Am Mittwoch den 07.03.2018 konnte das BRK Roßtal seine Einsatzbereitschaft Tatkräftig unter Beweis stellen.
Am Montag den 05.03.2018 war auf der Hardhöhe in Fürth eine 250 Kilo Bombe entdeckt worden. Kurz darauf wurde entschieden, dass die Bombe vor Ort entschärft werden muss.

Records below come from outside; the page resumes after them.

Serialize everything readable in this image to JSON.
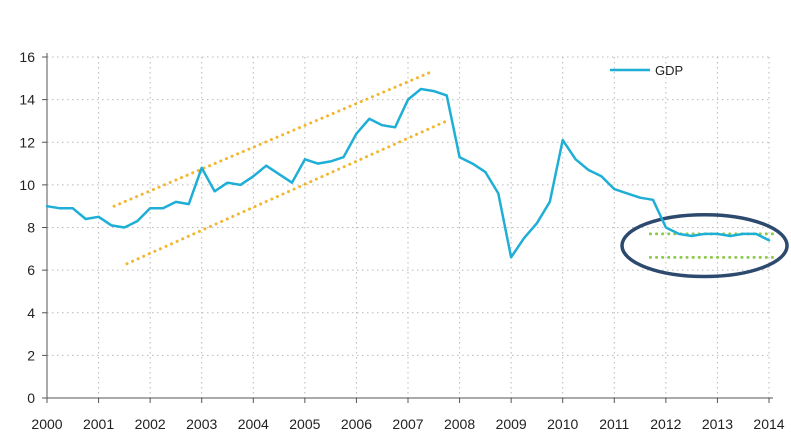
{
  "chart_data": {
    "type": "line",
    "title": "",
    "xlabel": "",
    "ylabel": "",
    "x_tick_labels": [
      "2000",
      "2001",
      "2002",
      "2003",
      "2004",
      "2005",
      "2006",
      "2007",
      "2008",
      "2009",
      "2010",
      "2011",
      "2012",
      "2013",
      "2014"
    ],
    "y_tick_labels": [
      "0",
      "2",
      "4",
      "6",
      "8",
      "10",
      "12",
      "14",
      "16"
    ],
    "ylim": [
      0,
      16
    ],
    "xlim": [
      2000,
      2014
    ],
    "grid": "dotted",
    "legend": {
      "position": "top-right"
    },
    "series": [
      {
        "name": "GDP",
        "color": "#1eaed6",
        "x": [
          2000.0,
          2000.25,
          2000.5,
          2000.75,
          2001.0,
          2001.25,
          2001.5,
          2001.75,
          2002.0,
          2002.25,
          2002.5,
          2002.75,
          2003.0,
          2003.25,
          2003.5,
          2003.75,
          2004.0,
          2004.25,
          2004.5,
          2004.75,
          2005.0,
          2005.25,
          2005.5,
          2005.75,
          2006.0,
          2006.25,
          2006.5,
          2006.75,
          2007.0,
          2007.25,
          2007.5,
          2007.75,
          2008.0,
          2008.25,
          2008.5,
          2008.75,
          2009.0,
          2009.25,
          2009.5,
          2009.75,
          2010.0,
          2010.25,
          2010.5,
          2010.75,
          2011.0,
          2011.25,
          2011.5,
          2011.75,
          2012.0,
          2012.25,
          2012.5,
          2012.75,
          2013.0,
          2013.25,
          2013.5,
          2013.75,
          2014.0
        ],
        "values": [
          9.0,
          8.9,
          8.9,
          8.4,
          8.5,
          8.1,
          8.0,
          8.3,
          8.9,
          8.9,
          9.2,
          9.1,
          10.8,
          9.7,
          10.1,
          10.0,
          10.4,
          10.9,
          10.5,
          10.1,
          11.2,
          11.0,
          11.1,
          11.3,
          12.4,
          13.1,
          12.8,
          12.7,
          14.0,
          14.5,
          14.4,
          14.2,
          11.3,
          11.0,
          10.6,
          9.6,
          6.6,
          7.5,
          8.2,
          9.2,
          12.1,
          11.2,
          10.7,
          10.4,
          9.8,
          9.6,
          9.4,
          9.3,
          8.0,
          7.7,
          7.6,
          7.7,
          7.7,
          7.6,
          7.7,
          7.7,
          7.4
        ]
      }
    ],
    "annotations": [
      {
        "type": "trend-line",
        "color": "#f2b730",
        "x": [
          2001.3,
          2007.45
        ],
        "y": [
          9.0,
          15.3
        ]
      },
      {
        "type": "trend-line",
        "color": "#f2b730",
        "x": [
          2001.55,
          2007.75
        ],
        "y": [
          6.3,
          13.0
        ]
      },
      {
        "type": "band-line",
        "color": "#8fca4e",
        "x": [
          2011.7,
          2014.1
        ],
        "y": [
          7.7,
          7.7
        ]
      },
      {
        "type": "band-line",
        "color": "#8fca4e",
        "x": [
          2011.7,
          2014.1
        ],
        "y": [
          6.6,
          6.6
        ]
      },
      {
        "type": "ellipse",
        "color": "#2d4a6e",
        "center": [
          2012.75,
          7.15
        ],
        "radius_x": 1.6,
        "radius_y": 1.45
      }
    ]
  }
}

Durch diese Entscheidung war klar, dass ein Gebiet von 500 Meter Radius um die Bombe evakuiert werden muss. Hiervon waren 4.000 Anwohner und 5.000 Mitarbeiter der anliegenden Firmen betroffen.
Die Alarmierung kam am Dienstag den 06.03.2018. Sofort meldeten sich fünf EHRENAMTLICHE Helfer, die Ihre Freizeit und Ihre Überstunden zu gunsten der betroffenen Menschen opferten.
Das BRK hatte den Auftrag ca. 50 Menschen zu transportieren, die nicht selbstständig in eine geeignete Unterkunft gehen konnten.
Das ganze begann um 13:00 Uhr. Der Roßtler Krankenwagen und der Roßtaler Rettungswagen brachten jeweils einen Patienten in das Altenheim in die Friedrich-Ebert-Straße.
Neben den Personen wurden Rollstühle, Rollatoren und Sauerstoffgeräte transportiert.
Während der Rettungswagen eine Pause bekam transportierte der Roßtaler Krankenwagen drei weitere betroffene Personen in das K-Schutzzentrum nach Atzenhof.
Hier wurde der Standort für die nächsten 3 Stunden bezogen. Auch der Rettungswagen wurde in das K-Schutzzentrum verlegt.
Die drei Stunden wurden zusammen mit anderen Helfern aus dem Kreisverband Fürth, sowie Einheiten aus Nürnberg verbracht.

Um 17:40 Uhr kam die Meldung "Bombe entschärft". Der Rettungswagen und der Krankenwagen aus Roßtal brachten jeweils einen Einwohner zurück in seine Wohnung.
Um 19 Uhr war der Einsatz für die Bereitschaft Roßtal beendet.

An dieser Stelle möchte ich mich ganz herzlichen, bei allen ehrenamtlichen Helfer bedanken, die wie jedes Mal für andere Menschen da sind und diesen helfen.